An intriguing decision was made to leave bits of furniture or parts of the painted ceilings as they had been before the work began, a kind of documentation of the process. It makes for fascinating viewing, to say the least.

"The Cà d'Zan is a theater, really," says DeGroft. "It's a stage for the furnishings."

In many ways, the Cà d'Zan is the last of America's Gilded Age mansions, and it is almost an elegy to the era. For one thing, it was completed in December 1925, really at the tail end of all the great architectural exuberance of the era of the industrialists before the era of the income tax. The great houses of Newport came to us largely at the turn of the 20th century, as did the various Vanderbilt mansions elsewhere in the country. James Deering began Vizcaya in 1914. William Randolph Hearst embarked on San Simeon in 1922.

The Vanderbilts and Astors and Belmonts and Deerings (the list could go on to include the Huntingtons and the Stotesburys and numerous others) plundered the palaces and villas of Europe, bringing back objects, furniture and even whole rooms that were crated up and re-assembled. Ringling was a late-comer, and one might even say an arriviste, perhaps more than so many of the other builders of America's great Gilded Age houses-most of whom were born to considerable wealth and simply elaborated on it.

Thus, the Ringlings bought rooms and artifacts and objects from the earlier Gilded Age estates, many of them designed by the architect Richard Morris Hunt for the Astor family; and they also brought in furnishings they admired from commercial establishments, including the grand chandelier that came from the old Waldorf-Astoria on Fifth Avenue, torn down to make way for the Empire State Building.

While others hired the great decorators of the era (from Ogden Codman at the Breakers to Paul Chalfin at Vizcaya) to buy for them and create their decor, John and Mable Ringling, self-taught and self-reliant, did much of it themselves. In the first decades of the century, they traveled widely as John Ringling built his art collection; Mable was taking it all in. And together they honed their tastes in architecture and interior design. Ringling's connoisseurship-of painting, sculpture, and the decorative arts-has been well studied and well documented, but the archival material is sparser when it comes to the house they built together.

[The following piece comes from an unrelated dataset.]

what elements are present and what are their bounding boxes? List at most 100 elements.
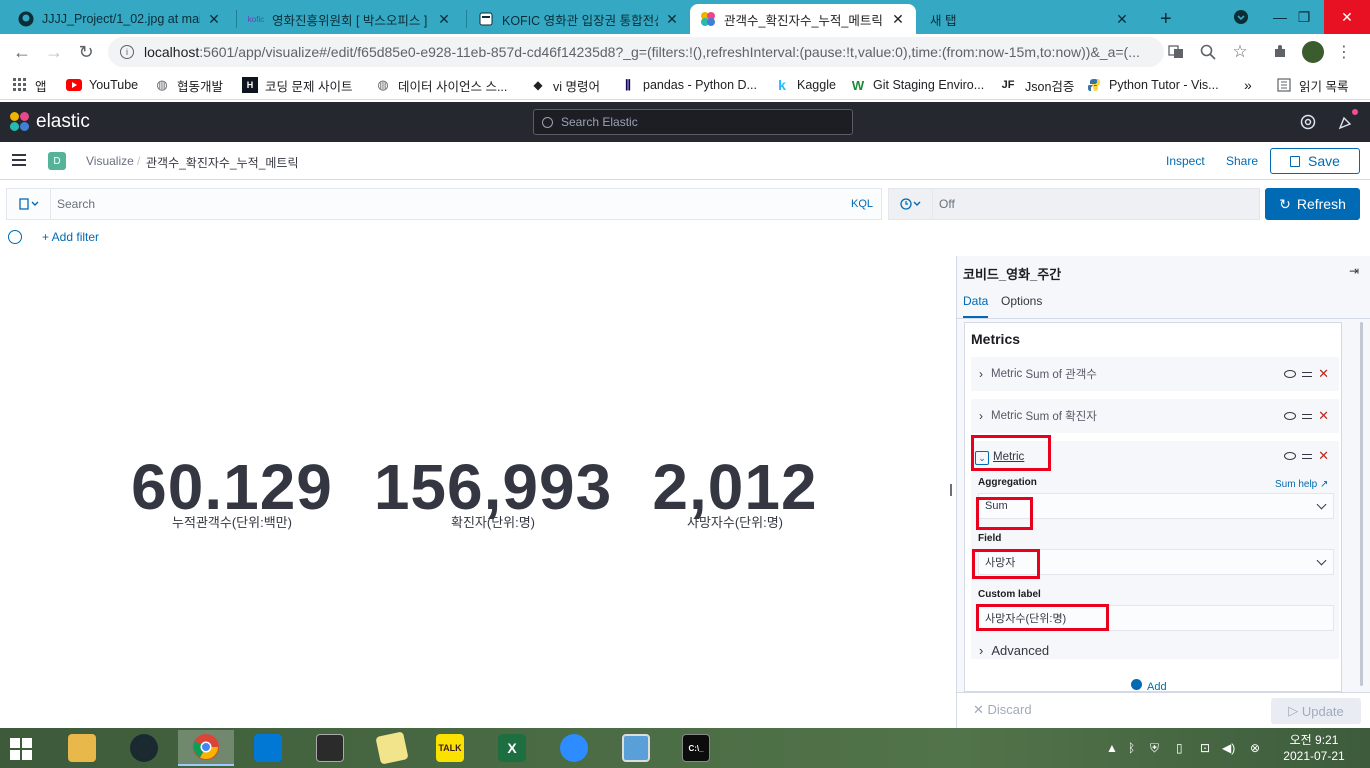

We do know that they loved Venice. Various sources tell us that Mable wanted to re-create the Doge's Palace or her favorite hotels, the Gritti Palace and the Danieli. And certainly, though it sprawls like an English country house, the Cà d'Zan stands in full testimony to this love. "It's sort of Palladian in the way it stretches along the waterfront," says Stevenson, "and of course the English country house owed a great debt to Palladio." It's somehow more Venetian than Venice, and at the same time, not Venetian at all; it's a showman's house, and in that, it is also a showy house.

"The Ringlings themselves had a diverse visual tapestry," says DeGroft. "It may have started out as a purely Venetian house, but by the time they were finished, it was something far more complex-Venetian, Gothic, Byzantine and still at the core a 47-room country house. There are two plays here. Ringling was conscious of the American Gilded Age and the new moneyed elite in this country, but he also regarded the rich European heritage that was his as well. This house has both."